I seemed to have solved the problem by myself, but I'm not really sure whether my approach is right or not. But I'll try to explain in details what I'm trying to achieve here.
On the dataset, there are 29 variables listed below (the names are taken directly from the file header):
date time, Appliances, lights, T1, RH_1, T2, RH_2, T3, RH_3, T4, RH_4, T5, RH_5, T6, RH_6, T7, RH_7, T8, RH_8, T9, RH_9, To, Pressure, RH_out, Wind speed, Visibility, Tdewpoint, rv1, rv2
I then used all of the variables as observations (x), meaning I set “Appliances” as first element of x (x_1), “lights” as the second element (x_2), “T1” as the third element (x_3), and so on. Here is a snippet of the form of the dataset. The vertical axis represents time.

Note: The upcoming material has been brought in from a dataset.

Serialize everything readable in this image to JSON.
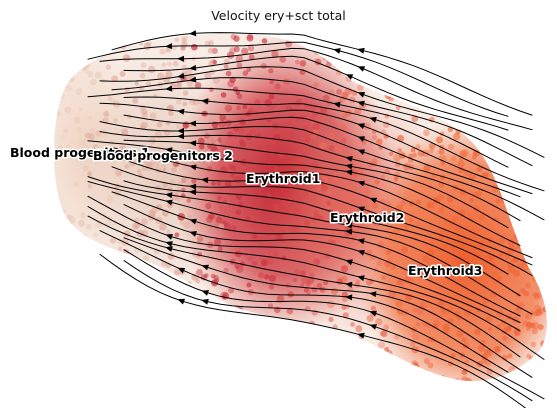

I processed the dataset to follow the format of the tutorial (http://pyro.ai/examples/dmm.html), and the only changes I made to the model is to set the Emitter function into producing mean and variance of the Normal distribution of the dataset, since the dataset consists of real values.
What I'm trying to do here, is to train the model on the dataset, with all the variables intact, but then remove one of the variables during evaluation and make the model infer/predict the missing variable from the latent states produced by the guide.
To achieve this, I changed the guide to take all the variables minus the missing variable, and then reintroduce all the variables (including the missing one) to the model during emittance. I'm training the model right now, and the NLL seems to be decreasing. Don't know whether it'll work or not though.
If there are some details that are still unclear, I'll try to clarify them. Thanks for the help!